El Real Zaragoza y la SD Huesca ya están matemáticamente descendidos de Segunda División. Abandonan el fútbol profesional y militarán la próxima temporada en Primera Federación. Esto va a tener importantes consecuencias económicas. Menos límite salarial, menos ingresos por derechos de televisión, por abonos y por publicidad. El presidente de las Peñas del Real Zaragoza, José Manuel Fábregas, cree que es sorprendente que el equipo baje por motivos deportivos.

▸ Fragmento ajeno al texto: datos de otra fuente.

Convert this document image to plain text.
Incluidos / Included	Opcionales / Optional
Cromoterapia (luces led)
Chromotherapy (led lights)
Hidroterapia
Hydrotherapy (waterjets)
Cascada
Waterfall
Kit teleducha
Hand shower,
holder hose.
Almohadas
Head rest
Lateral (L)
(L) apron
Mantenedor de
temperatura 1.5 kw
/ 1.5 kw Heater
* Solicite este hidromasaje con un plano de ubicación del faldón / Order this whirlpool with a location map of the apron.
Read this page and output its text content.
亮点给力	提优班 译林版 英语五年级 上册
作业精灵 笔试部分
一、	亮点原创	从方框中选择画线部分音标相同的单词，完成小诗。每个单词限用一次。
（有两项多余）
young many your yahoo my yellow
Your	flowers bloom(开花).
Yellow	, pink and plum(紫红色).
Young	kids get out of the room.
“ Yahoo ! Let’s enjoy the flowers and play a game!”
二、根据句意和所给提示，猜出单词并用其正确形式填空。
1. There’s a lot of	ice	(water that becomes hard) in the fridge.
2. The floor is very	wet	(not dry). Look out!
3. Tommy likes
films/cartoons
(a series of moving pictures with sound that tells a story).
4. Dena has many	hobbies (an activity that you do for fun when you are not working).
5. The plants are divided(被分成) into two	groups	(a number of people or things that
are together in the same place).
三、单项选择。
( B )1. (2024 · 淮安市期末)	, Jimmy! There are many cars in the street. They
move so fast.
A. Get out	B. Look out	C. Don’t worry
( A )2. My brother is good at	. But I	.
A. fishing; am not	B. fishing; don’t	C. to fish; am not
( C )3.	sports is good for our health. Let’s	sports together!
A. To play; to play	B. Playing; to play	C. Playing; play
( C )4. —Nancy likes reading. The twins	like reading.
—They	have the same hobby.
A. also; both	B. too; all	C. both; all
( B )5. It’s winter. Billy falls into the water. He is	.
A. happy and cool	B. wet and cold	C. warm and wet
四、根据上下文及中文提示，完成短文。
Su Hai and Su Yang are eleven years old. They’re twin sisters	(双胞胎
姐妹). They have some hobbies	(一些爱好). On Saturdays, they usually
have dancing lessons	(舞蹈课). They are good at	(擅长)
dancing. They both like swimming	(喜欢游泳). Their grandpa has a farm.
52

Pero de momento no plantean organizar protestas durante el último partido.
El inversor y presidente del club, Jorge Más, estudia dar un paso al lado. Puede ser el primer cambio en la directiva del equipo tras el desastre del descenso. La alcaldesa de Zaragoza, Natalia Chueca, ha dejado claro que esta situación no afecta a la financiación del nuevo campo de fútbol de la Romareda. El Real Zaragoza tendrá que poner su parte del dinero, como el resto de los socios. Chueca ha insistido en que todos los escenarios están plasmados en los acuerdos para el impulso del nuevo estadio.
El presidente de la Federación de Barrios de Zaragoza, Arturo Sancho, cree que la ciudad pierde mucho con el descenso, pero cree que se veía venir después de una temporada muy mala y de años de decadencia agravada por la imposibilidad de la afición de elegir a los directivos, al ser el equipo una Sociedad Anónima. Cree que todos los esfuerzos se han centrado en aspectos no deportivos.
El vicepresidente del Gobierno de Aragón, Alejandro Nolasco, ha dejado claro que el descenso no afecta al proyecto del nuevo campo de fútbol de la Romareda, que sigue adelante. Mientras tanto, el presidente de CHA, Jorge Pueyo, ha rechazado hacer escarnio del descenso, pero pedirá explicaciones a las instituciones. Pueyo cree que los esfuerzos se han centrado en el nuevo estadio o en el Mundial de Fútbol de 2030. Cree que las instituciones deben mover ficha porque no es “ni medio normal”, palabras textuales, que Aragón se quede sin equipos en el fútbol profesional.
PREOCUPACIÓN EN HUESCA POR EL DESCENSO
Preocupación también en la hostelería de Huesca por las repercusiones que tendrá en el sector el descenso de la SD Huesca tras perder ayer 0-1 contra el Castellón. La caída del equipo supone perder el estatus y la visibilidad del fútbol profesional, lo que conllevará un perjuicio económico para bares, restaurantes y hoteles. Y es que hasta ahora los partidos atraían a cientos de seguidores de otras provincias que realizaban pernoctaciones y consumiciones en la capital oscense.
No obstante, algunos establecimientos hacen una doble lectura ya que creen que al estar en una categoría inferior y jugar los partidos pueden atraer a público de poblaciones cercanas. Igualmente preocupación en el comercio local que asume también una bajada en las ventas asociada también al descenso de categoría.